Skipping any of these steps can result in legal liability. The FCRA gives individuals the right to sue if their information is pulled without proper authorization.

What You Can Find Without Consent

Without someone’s permission, the publicly available information about their work history is limited to what they’ve shared themselves or what exists in public records. LinkedIn profiles, personal websites, published bios, and press releases can all provide clues. Court filings, corporate officer records, and SEC disclosures are public and sometimes list a person’s employer or title. Professional license databases, as mentioned above, are also fair game.

What you cannot do without consent is pull someone’s tax records, Social Security earnings history, or Work Number data. Those records belong to the individual. Even employers who want to verify a former employee’s work history at another company typically need to go through an authorized verification service, which routes the request back to the individual for approval or checks against employer-contributed databases where the company has already opted in to share data.

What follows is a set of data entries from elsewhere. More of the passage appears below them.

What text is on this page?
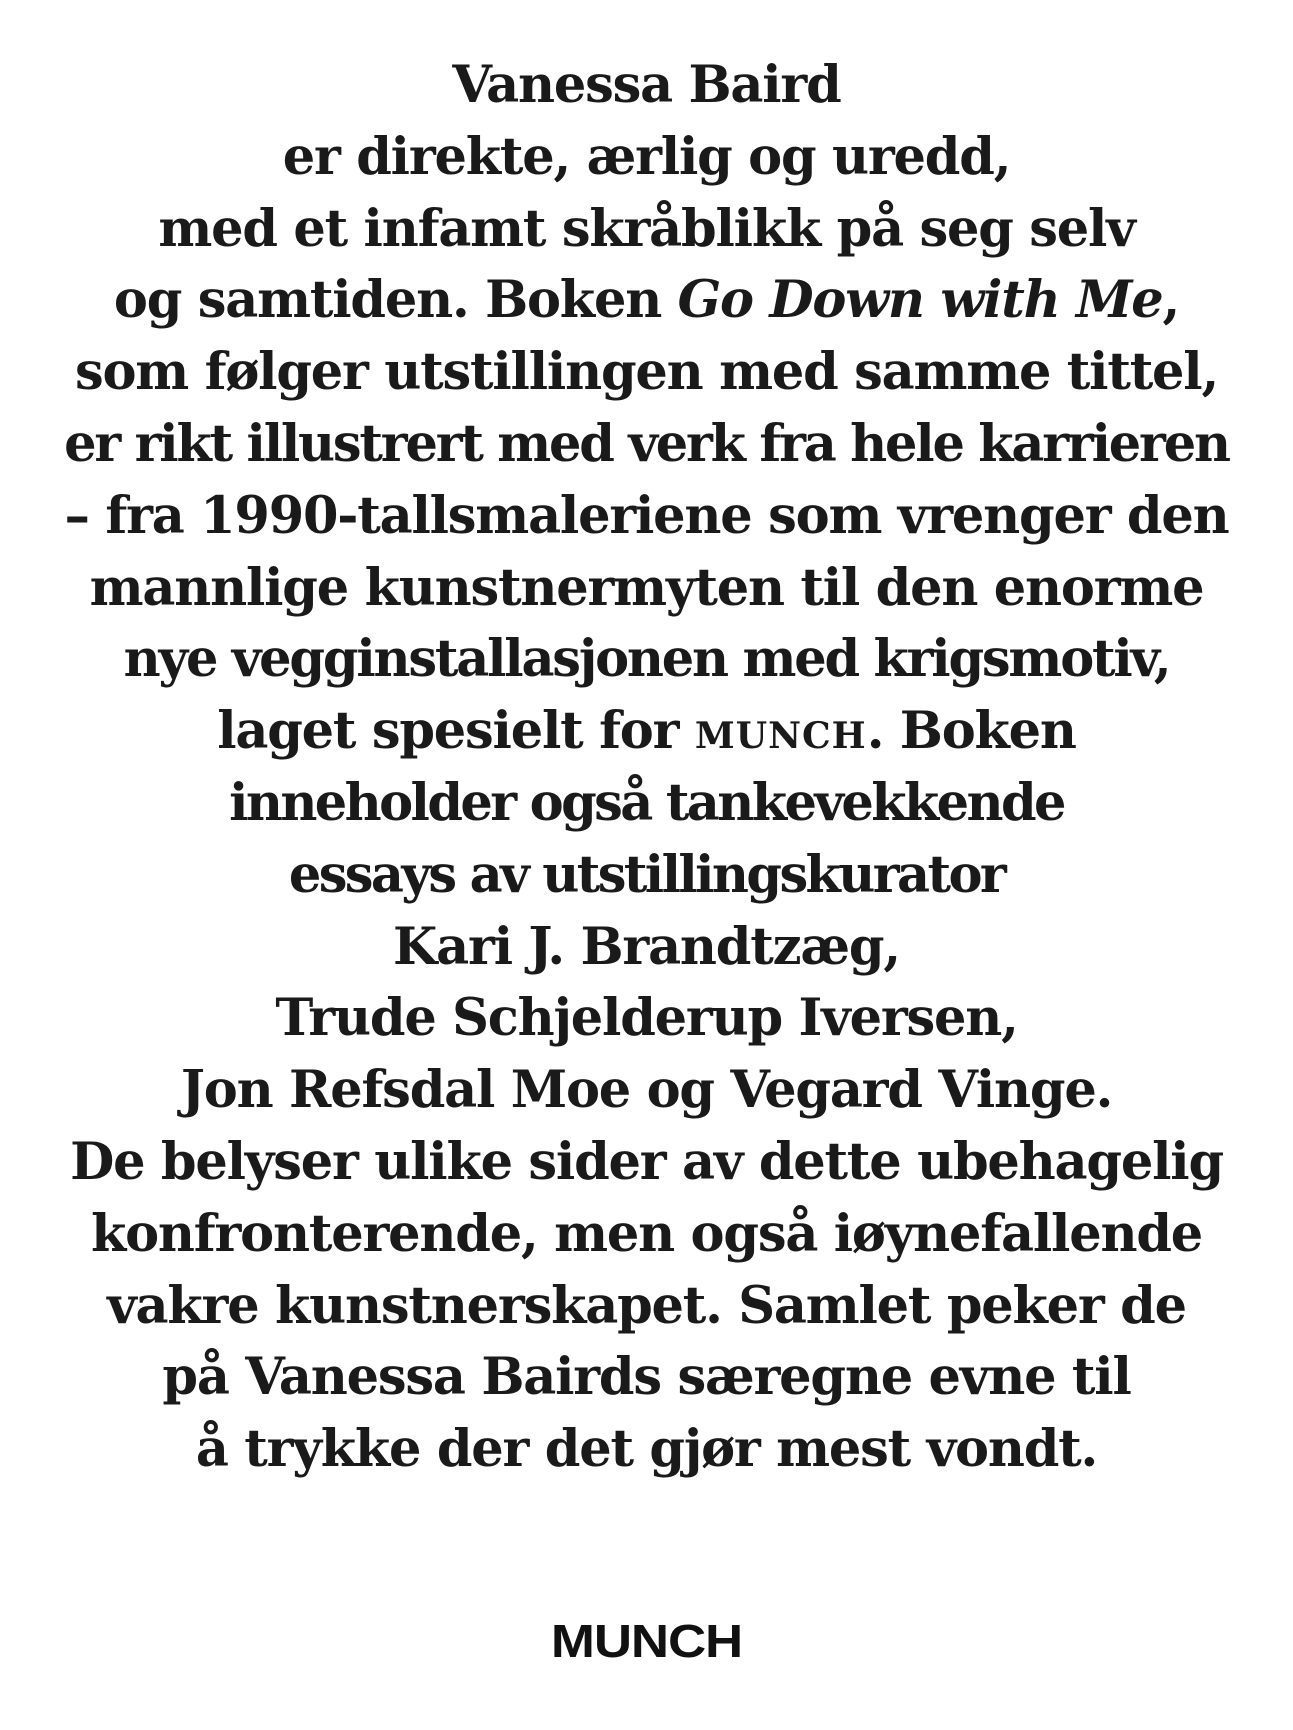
Vanessa Baird
er direkte, ærlig og uredd,
med et infamt skråblikk på seg selv
og samtiden. Boken Go Down with Me,
som følger utstillingen med samme tittel,
er rikt illustrert med verk fra hele karrieren
– fra 1990-tallsmaleriene som vrenger den
mannlige kunstnermyten til den enorme
nye vegginstallasjonen med krigsmotiv,
laget spesielt for munch. Boken
inneholder også tankevekkende
essays av utstillingskurator
Kari J. Brandtzæg,
Trude Schjelderup Iversen,
Jon Refsdal Moe og Vegard Vinge.
De belyser ulike sider av dette ubehagelig
konfronterende, men også iøynefallende
vakre kunstnerskapet. Samlet peker de
på Vanessa Bairds særegne evne til
å trykke der det gjør mest vondt.
MUNCH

Reconstructing a Partial History

If you’re trying to fill in your own gaps, combining multiple sources gives you the most complete picture. Start with the IRS transcripts for recent years since they’re free and fast. Use your Social Security account for a quick look at yearly earnings going further back. If you need employer names and dates for older jobs, submit the SSA-7050 form for the itemized statement. Check The Work Number for any additional records from larger employers. Old tax returns, W-2 forms, pay stubs, and bank statements showing direct deposits can also help you identify employers you may have forgotten.

If you’re putting this together for a new job application and there are still gaps, most employers understand that people don’t have perfect records going back 10 or 20 years. Providing what you can document, along with honest approximations for the rest, is standard practice.